Which I would have taken care of by now. Really! Except, well, this story. Which I am sure will also get marked up thickly before the week is out. Or at least before the end of the month. Maybe. I hope. In any case, this story I have no illusions that is ready for prime time.

Ain't No Rumpelstiltskin
Tue 2008-08-26 06:38:41 (single post)
  • 3,891 words (if poetry, lines) long

Well, and I did go spin yarn. For several hours. I now have all three singles of my Cloud City "Primrose" (some dyed merino I picked up at the wool market) all spun and ready to ply. (If you're on Ravelry, I'm NicoleJLeBoeuf and it's in my Stash. Link will probably only work if you're logged in.)

These several hours at the spinning wheel did wonders for unwinding my naturally high-strung temperment, but did not work any weird supernatural charm on certain anthology editors. I mean, not that I expected it to--I'm superstitious, sure, but not that superstitious--but it didn't. "A Surfeit of Turnips" will not grace the pages of the Haunted Legends collection. Ah well.

So I'll give the story a gentle once-over (I can't believe I turned it in with "momento" where "memento" should have been! also, some lumps remain) and then send it Right Back Out Again.

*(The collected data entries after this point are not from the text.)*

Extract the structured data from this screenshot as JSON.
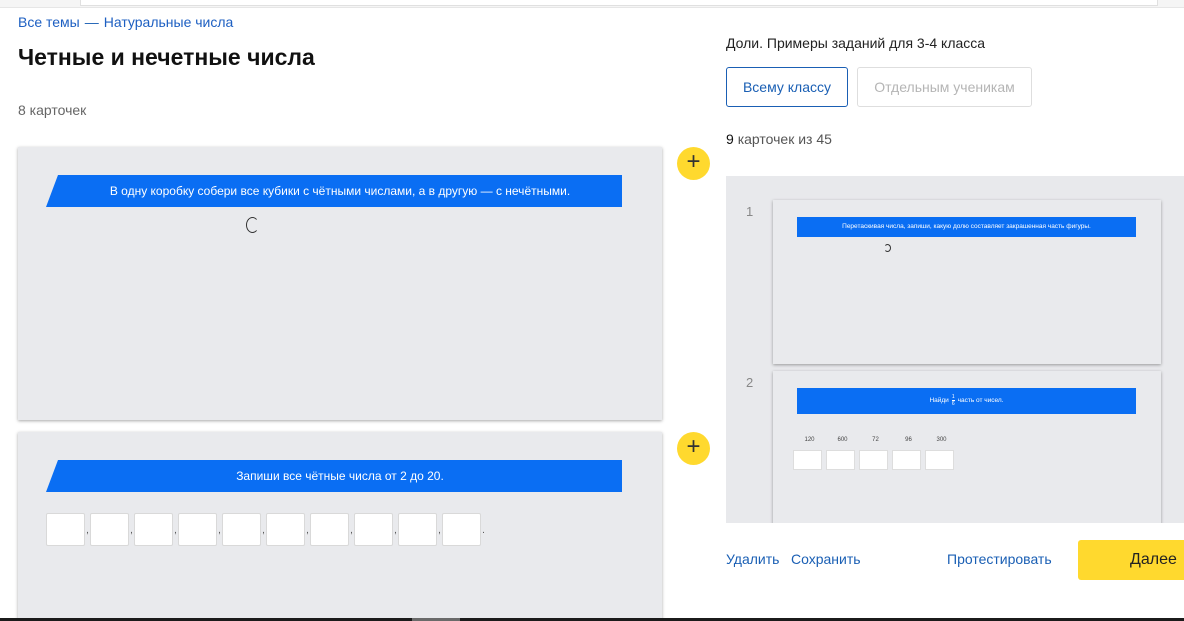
{
  "breadcrumb": {
    "root": "Все темы",
    "separator": "—",
    "current": "Натуральные числа"
  },
  "page": {
    "title": "Четные и нечетные числа",
    "card_count": "8 карточек"
  },
  "cards": [
    {
      "banner": "В одну коробку собери все кубики с чётными числами, а в другую — с нечётными."
    },
    {
      "banner": "Запиши все чётные числа от 2 до 20.",
      "answer_boxes": 10,
      "comma": ",",
      "end": "."
    }
  ],
  "add_button_label": "+",
  "sample": {
    "title": "Доли. Примеры заданий для 3-4 класса",
    "tabs": {
      "all_class": "Всему классу",
      "individual": "Отдельным ученикам"
    },
    "selected_num": "9",
    "selected_rest": "карточек из 45"
  },
  "preview": {
    "cards": [
      {
        "num": "1",
        "banner": "Перетаскивая числа, запиши, какую долю составляет закрашенная часть фигуры."
      },
      {
        "num": "2",
        "banner_prefix": "Найди",
        "frac_num": "1",
        "frac_den": "6",
        "banner_suffix": "часть от чисел.",
        "numbers": [
          "120",
          "600",
          "72",
          "96",
          "300"
        ]
      }
    ]
  },
  "actions": {
    "delete": "Удалить",
    "save": "Сохранить",
    "test": "Протестировать",
    "next": "Далее"
  },
  "colors": {
    "accent_blue": "#0a6ef3",
    "link_blue": "#1a5fb4",
    "yellow": "#ffd92e",
    "card_bg": "#e9eaed"
  }
}
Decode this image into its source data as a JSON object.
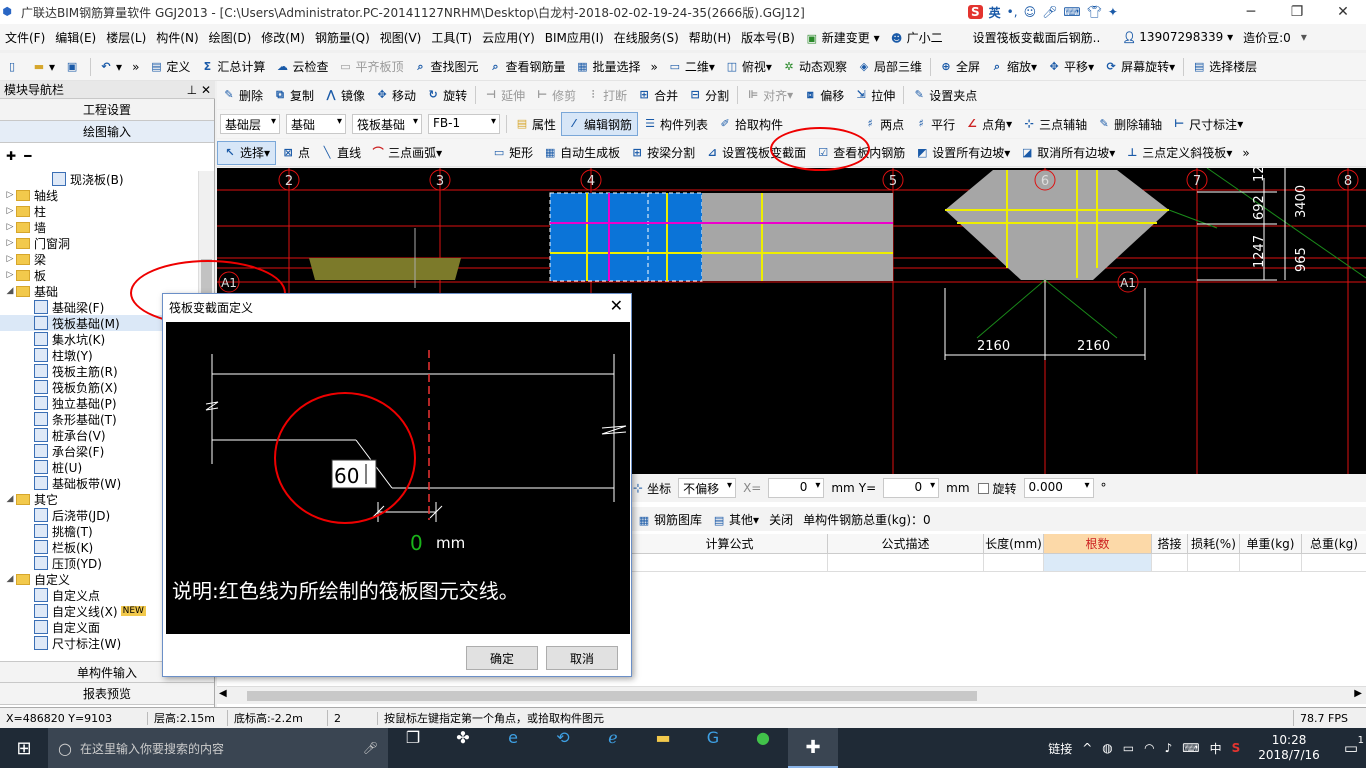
{
  "window": {
    "title": "广联达BIM钢筋算量软件 GGJ2013 - [C:\\Users\\Administrator.PC-20141127NRHM\\Desktop\\白龙村-2018-02-02-19-24-35(2666版).GGJ12]"
  },
  "ime": {
    "label": "英"
  },
  "menu": [
    "文件(F)",
    "编辑(E)",
    "楼层(L)",
    "构件(N)",
    "绘图(D)",
    "修改(M)",
    "钢筋量(Q)",
    "视图(V)",
    "工具(T)",
    "云应用(Y)",
    "BIM应用(I)",
    "在线服务(S)",
    "帮助(H)",
    "版本号(B)",
    "新建变更",
    "广小二",
    "设置筏板变截面后钢筋..",
    "13907298339",
    "造价豆:0"
  ],
  "toolbar1": [
    "定义",
    "汇总计算",
    "云检查",
    "平齐板顶",
    "查找图元",
    "查看钢筋量",
    "批量选择",
    "二维",
    "俯视",
    "动态观察",
    "局部三维",
    "全屏",
    "缩放",
    "平移",
    "屏幕旋转",
    "选择楼层"
  ],
  "toolbar2": [
    "删除",
    "复制",
    "镜像",
    "移动",
    "旋转",
    "延伸",
    "修剪",
    "打断",
    "合并",
    "分割",
    "对齐",
    "偏移",
    "拉伸",
    "设置夹点"
  ],
  "toolbar3": {
    "floor": "基础层",
    "cat": "基础",
    "type": "筏板基础",
    "name": "FB-1",
    "items": [
      "属性",
      "编辑钢筋",
      "构件列表",
      "拾取构件",
      "两点",
      "平行",
      "点角",
      "三点辅轴",
      "删除辅轴",
      "尺寸标注"
    ]
  },
  "toolbar4": [
    "选择",
    "点",
    "直线",
    "三点画弧",
    "矩形",
    "自动生成板",
    "按梁分割",
    "设置筏板变截面",
    "查看板内钢筋",
    "设置所有边坡",
    "取消所有边坡",
    "三点定义斜筏板"
  ],
  "panel": {
    "title": "模块导航栏",
    "sec1": "工程设置",
    "sec2": "绘图输入",
    "tree": [
      {
        "label": "现浇板(B)",
        "level": 2,
        "type": "item"
      },
      {
        "label": "轴线",
        "level": 0,
        "type": "folder",
        "tog": "+"
      },
      {
        "label": "柱",
        "level": 0,
        "type": "folder",
        "tog": "+"
      },
      {
        "label": "墙",
        "level": 0,
        "type": "folder",
        "tog": "+"
      },
      {
        "label": "门窗洞",
        "level": 0,
        "type": "folder",
        "tog": "+"
      },
      {
        "label": "梁",
        "level": 0,
        "type": "folder",
        "tog": "+"
      },
      {
        "label": "板",
        "level": 0,
        "type": "folder",
        "tog": "+"
      },
      {
        "label": "基础",
        "level": 0,
        "type": "folder",
        "tog": "-"
      },
      {
        "label": "基础梁(F)",
        "level": 1,
        "type": "item"
      },
      {
        "label": "筏板基础(M)",
        "level": 1,
        "type": "item"
      },
      {
        "label": "集水坑(K)",
        "level": 1,
        "type": "item"
      },
      {
        "label": "柱墩(Y)",
        "level": 1,
        "type": "item"
      },
      {
        "label": "筏板主筋(R)",
        "level": 1,
        "type": "item"
      },
      {
        "label": "筏板负筋(X)",
        "level": 1,
        "type": "item"
      },
      {
        "label": "独立基础(P)",
        "level": 1,
        "type": "item"
      },
      {
        "label": "条形基础(T)",
        "level": 1,
        "type": "item"
      },
      {
        "label": "桩承台(V)",
        "level": 1,
        "type": "item"
      },
      {
        "label": "承台梁(F)",
        "level": 1,
        "type": "item"
      },
      {
        "label": "桩(U)",
        "level": 1,
        "type": "item"
      },
      {
        "label": "基础板带(W)",
        "level": 1,
        "type": "item"
      },
      {
        "label": "其它",
        "level": 0,
        "type": "folder",
        "tog": "-"
      },
      {
        "label": "后浇带(JD)",
        "level": 1,
        "type": "item"
      },
      {
        "label": "挑檐(T)",
        "level": 1,
        "type": "item"
      },
      {
        "label": "栏板(K)",
        "level": 1,
        "type": "item"
      },
      {
        "label": "压顶(YD)",
        "level": 1,
        "type": "item"
      },
      {
        "label": "自定义",
        "level": 0,
        "type": "folder",
        "tog": "-"
      },
      {
        "label": "自定义点",
        "level": 1,
        "type": "item"
      },
      {
        "label": "自定义线(X)",
        "level": 1,
        "type": "item",
        "badge": "NEW"
      },
      {
        "label": "自定义面",
        "level": 1,
        "type": "item"
      },
      {
        "label": "尺寸标注(W)",
        "level": 1,
        "type": "item"
      }
    ],
    "sec3": "单构件输入",
    "sec4": "报表预览"
  },
  "canvas": {
    "axes": [
      "2",
      "3",
      "4",
      "5",
      "6",
      "7",
      "8"
    ],
    "rowaxis": "A1",
    "dims": [
      "3400",
      "692",
      "12",
      "1247",
      "965",
      "2160",
      "2160"
    ]
  },
  "lower": {
    "row1": {
      "coord": "坐标",
      "offset": "不偏移",
      "x_label": "X=",
      "x_value": "0",
      "y_label": "Y=",
      "y_value": "0",
      "unit": "mm",
      "rotate": "旋转",
      "rotate_value": "0.000",
      "deg": "°"
    },
    "row2": {
      "lib": "钢筋图库",
      "other": "其他",
      "close": "关闭",
      "total": "单构件钢筋总重(kg)：0"
    },
    "headers": [
      "计算公式",
      "公式描述",
      "长度(mm)",
      "根数",
      "搭接",
      "损耗(%)",
      "单重(kg)",
      "总重(kg)"
    ]
  },
  "dialog": {
    "title": "筏板变截面定义",
    "value": "60",
    "green_value": "0",
    "unit": "mm",
    "note": "说明:红色线为所绘制的筏板图元交线。",
    "ok": "确定",
    "cancel": "取消"
  },
  "status": [
    "X=486820 Y=9103",
    "层高:2.15m",
    "底标高:-2.2m",
    "2",
    "按鼠标左键指定第一个角点，或拾取构件图元",
    "78.7 FPS"
  ],
  "taskbar": {
    "search": "在这里输入你要搜索的内容",
    "tray_link": "链接",
    "ime": "中",
    "time": "10:28",
    "date": "2018/7/16",
    "notify": "1"
  }
}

You know the adage: "Never let a manuscript sleep over!" Because, I swear, you let 'em sleep over, they take over the couch, throw trash in the floor, and, before you work up the guts to evict them, they've burned cigarette holes in the carpet and uphostery. And you never know when and where you'll find their discarded underclothes a year later. So. Best not to go there.

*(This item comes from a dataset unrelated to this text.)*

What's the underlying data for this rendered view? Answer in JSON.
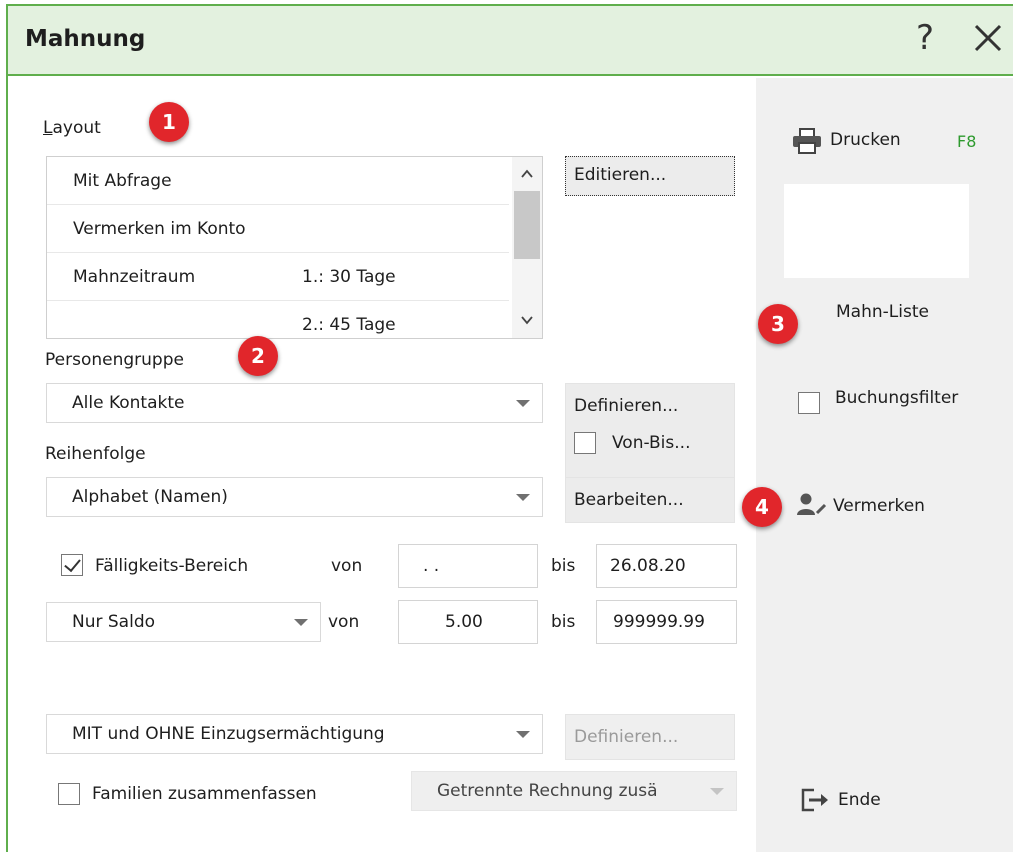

After that, I think I have a date with some knitting. I mean, fictional knitting. With demons or something. No, of course I didn't mean real-life knitting--the singles aren't even plied yet. Duh. And, unlike the characters in this story I'm thinking of, I always bind off before summoning.

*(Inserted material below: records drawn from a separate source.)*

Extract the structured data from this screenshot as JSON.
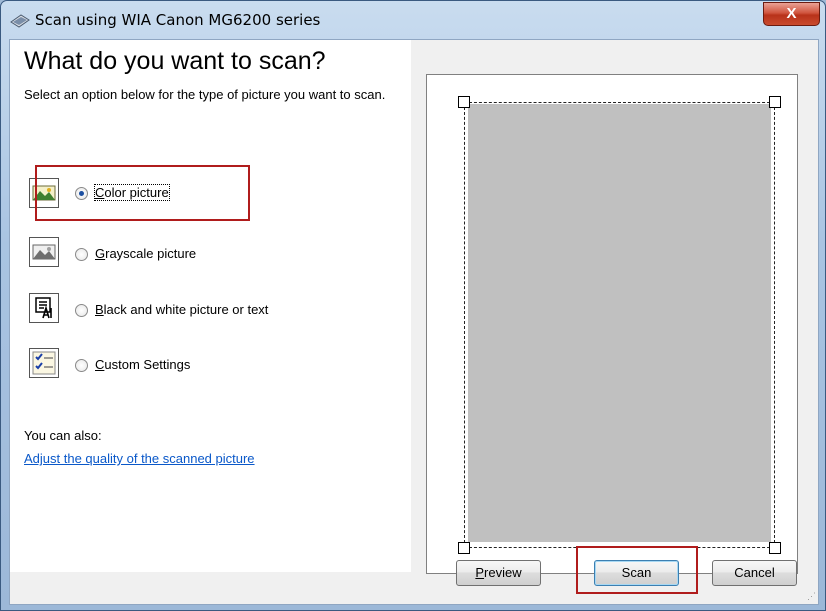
{
  "window": {
    "title": "Scan using WIA Canon MG6200 series",
    "close_glyph": "X",
    "icon": "scanner-icon"
  },
  "left": {
    "heading": "What do you want to scan?",
    "subtitle": "Select an option below for the type of picture you want to scan.",
    "options": [
      {
        "access_key": "C",
        "rest": "olor picture",
        "icon": "color-picture-icon",
        "selected": true
      },
      {
        "access_key": "G",
        "rest": "rayscale picture",
        "icon": "grayscale-picture-icon",
        "selected": false
      },
      {
        "access_key": "B",
        "rest": "lack and white picture or text",
        "icon": "bw-text-icon",
        "selected": false
      },
      {
        "access_key": "C",
        "rest": "ustom Settings",
        "icon": "custom-settings-icon",
        "selected": false
      }
    ],
    "also_label": "You can also:",
    "adjust_link": "Adjust the quality of the scanned picture"
  },
  "buttons": {
    "preview_key": "P",
    "preview_rest": "review",
    "scan": "Scan",
    "cancel": "Cancel"
  },
  "colors": {
    "highlight": "#b01c1c",
    "link": "#0a58c9",
    "scan_area": "#c0c0c0"
  }
}
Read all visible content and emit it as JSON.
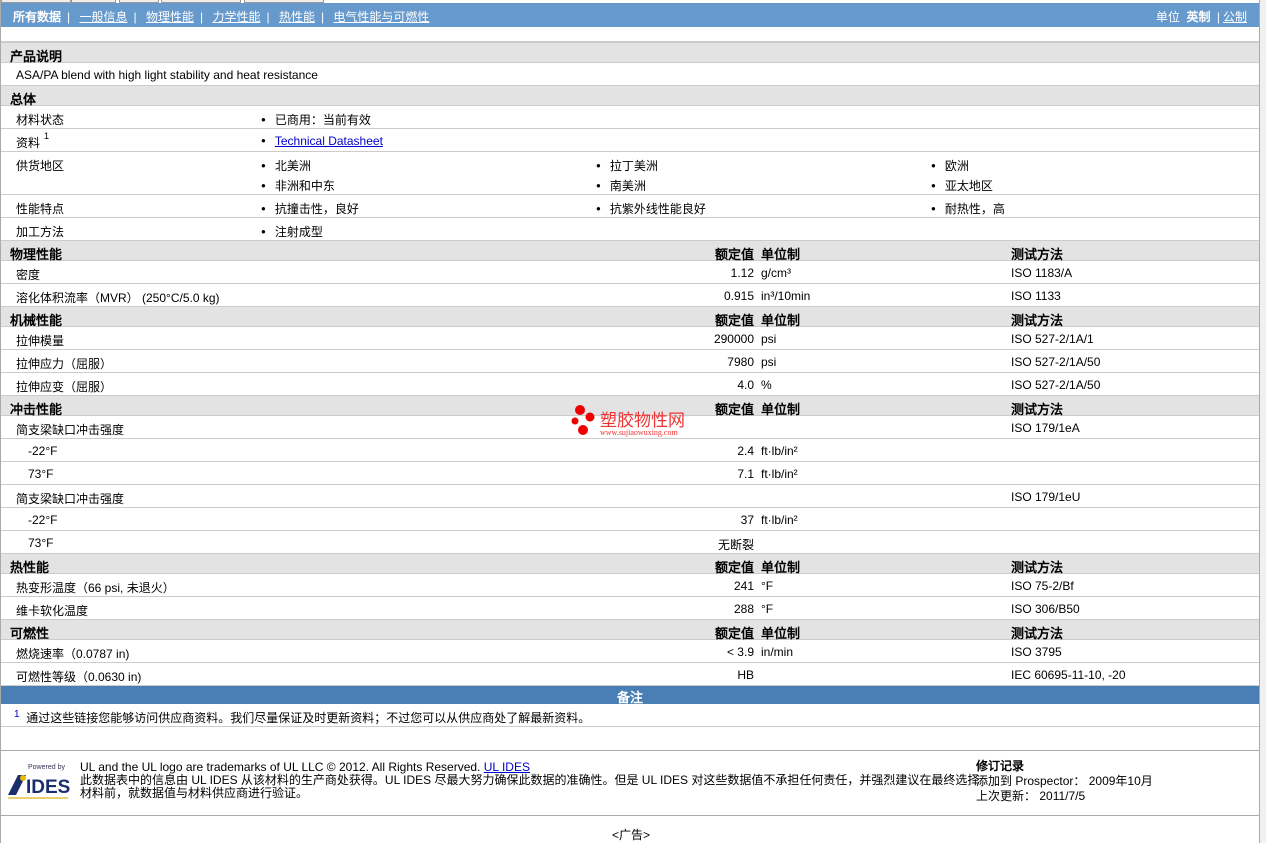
{
  "nav": {
    "tabs": [
      "所有数据",
      "一般信息",
      "物理性能",
      "力学性能",
      "热性能",
      "电气性能与可燃性"
    ],
    "units_label": "单位",
    "unit_active": "英制",
    "unit_other": "公制"
  },
  "colors": {
    "nav": "#6699cc",
    "notes": "#4a7fb5",
    "header": "#e3e3e3"
  },
  "product": {
    "header": "产品说明",
    "description": "ASA/PA blend with high light stability and heat resistance"
  },
  "general": {
    "header": "总体",
    "rows": [
      {
        "label": "材料状态",
        "items": [
          "已商用：当前有效"
        ]
      },
      {
        "label": "资料",
        "sup": "1",
        "link": "Technical Datasheet"
      },
      {
        "label": "供货地区",
        "items": [
          "北美洲",
          "拉丁美洲",
          "欧洲",
          "非洲和中东",
          "南美洲",
          "亚太地区"
        ]
      },
      {
        "label": "性能特点",
        "items": [
          "抗撞击性，良好",
          "抗紫外线性能良好",
          "耐热性，高"
        ]
      },
      {
        "label": "加工方法",
        "items": [
          "注射成型"
        ]
      }
    ]
  },
  "col_headers": {
    "value": "额定值",
    "unit": "单位制",
    "method": "测试方法"
  },
  "sections": [
    {
      "title": "物理性能",
      "rows": [
        {
          "label": "密度",
          "value": "1.12",
          "unit": "g/cm³",
          "method": "ISO 1183/A"
        },
        {
          "label": "溶化体积流率（MVR） (250°C/5.0 kg)",
          "value": "0.915",
          "unit": "in³/10min",
          "method": "ISO 1133"
        }
      ]
    },
    {
      "title": "机械性能",
      "rows": [
        {
          "label": "拉伸模量",
          "value": "290000",
          "unit": "psi",
          "method": "ISO 527-2/1A/1"
        },
        {
          "label": "拉伸应力（屈服）",
          "value": "7980",
          "unit": "psi",
          "method": "ISO 527-2/1A/50"
        },
        {
          "label": "拉伸应变（屈服）",
          "value": "4.0",
          "unit": "%",
          "method": "ISO 527-2/1A/50"
        }
      ]
    },
    {
      "title": "冲击性能",
      "rows": [
        {
          "label": "简支梁缺口冲击强度",
          "value": "",
          "unit": "",
          "method": "ISO 179/1eA"
        },
        {
          "sub": "-22°F",
          "value": "2.4",
          "unit": "ft·lb/in²",
          "method": ""
        },
        {
          "sub": "73°F",
          "value": "7.1",
          "unit": "ft·lb/in²",
          "method": ""
        },
        {
          "label": "简支梁缺口冲击强度",
          "value": "",
          "unit": "",
          "method": "ISO 179/1eU"
        },
        {
          "sub": "-22°F",
          "value": "37",
          "unit": "ft·lb/in²",
          "method": ""
        },
        {
          "sub": "73°F",
          "value": "无断裂",
          "unit": "",
          "method": ""
        }
      ]
    },
    {
      "title": "热性能",
      "rows": [
        {
          "label": "热变形温度（66 psi, 未退火）",
          "value": "241",
          "unit": "°F",
          "method": "ISO 75-2/Bf"
        },
        {
          "label": "维卡软化温度",
          "value": "288",
          "unit": "°F",
          "method": "ISO 306/B50"
        }
      ]
    },
    {
      "title": "可燃性",
      "rows": [
        {
          "label": "燃烧速率（0.0787 in)",
          "value": "< 3.9",
          "unit": "in/min",
          "method": "ISO 3795"
        },
        {
          "label": "可燃性等级（0.0630 in)",
          "value": "HB",
          "unit": "",
          "method": "IEC 60695-11-10, -20"
        }
      ]
    }
  ],
  "notes": {
    "title": "备注",
    "footnote_num": "1",
    "footnote": "通过这些链接您能够访问供应商资料。我们尽量保证及时更新资料；不过您可以从供应商处了解最新资料。"
  },
  "footer": {
    "logo_text": "Powered by IDES",
    "trademark": "UL and the UL logo are trademarks of UL LLC © 2012. All Rights Reserved.",
    "trademark_link": "UL IDES",
    "disclaimer": "此数据表中的信息由 UL IDES 从该材料的生产商处获得。UL IDES 尽最大努力确保此数据的准确性。但是 UL IDES 对这些数据值不承担任何责任，并强烈建议在最终选择材料前，就数据值与材料供应商进行验证。",
    "revision_title": "修订记录",
    "added_label": "添加到 Prospector：",
    "added_value": "2009年10月",
    "updated_label": "上次更新：",
    "updated_value": "2011/7/5"
  },
  "ad": "<广告>",
  "watermark": {
    "name": "塑胶物性网",
    "url": "www.sujiaowuxing.com"
  }
}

(I know, I know. But I only put that joke here to prevent myself giving in to the temptation to put it in my story.)

Markets I Should Be Submitting Stories To, Part 1.WIN
Thu 2008-07-31 20:04:45 (single post)
  • 3,891 words (if poetry, lines) long

I do believe this is my first professional submission in mumble mumble ahem months. Also my first professional fiction submission in somewhat longer. Man, where's my head been? It's been up... something. Obviously.

Anyway, I've now written, rewritten, and submitted a story to the aforementioned Haunted Legends anthology. I used the ghost story that I demonstrate pulling my hair out over here. Briefly, the memory of it popped into my head while I was, I think, half asleep on the bus home after working my weekly 5-hour volunteer shift at the local Community Supported Agriculture-style farm--never underestimate the power of exhaustion to bring back-burner content quite suddenly to the fore apropos of nothing. I spent the next week trying to find that story and/or remember where I'd read it. Once I found it, I started writing.

...Sorta. Actually, I kept procrastinating. "Hey, I've still got 5... no, 4... no, 3 days left until deadline. I'm a genius under deadline. I have time."

Then a fellow Viable Paradise X alumnus got a-hold of me via IM and cackled madly. "Ahahahaha! I have finished my story for Haunted Legends!" He also complained of the loss of objectivity and sanity that come of spending many consecutive hours thrashing about on the printed page.

Oh, it was so on. I admitted to not being... ahem ...quite done yet, and suggested that he email me his story for beta reading; I would email him my story along with comments on his. By the next morning.

Yay! In one fell swoop I got a beta reader and insane pressure to finish the story, like, NAO!

So I did (although only for values of "next morning" that equal noon). And he did. And I rewrote today (after another 5 hours at the farm and a little bit of running around town interviewing people for the currently assigned StyleCareer.com eGuide). And I submitted it.


I really, honestly, at least for right now this moment, am totally unconcerned as to whether the story gets rejected or accepted. Ask me again tomorrow and that will probably have changed.

But right now, today, I am a writer.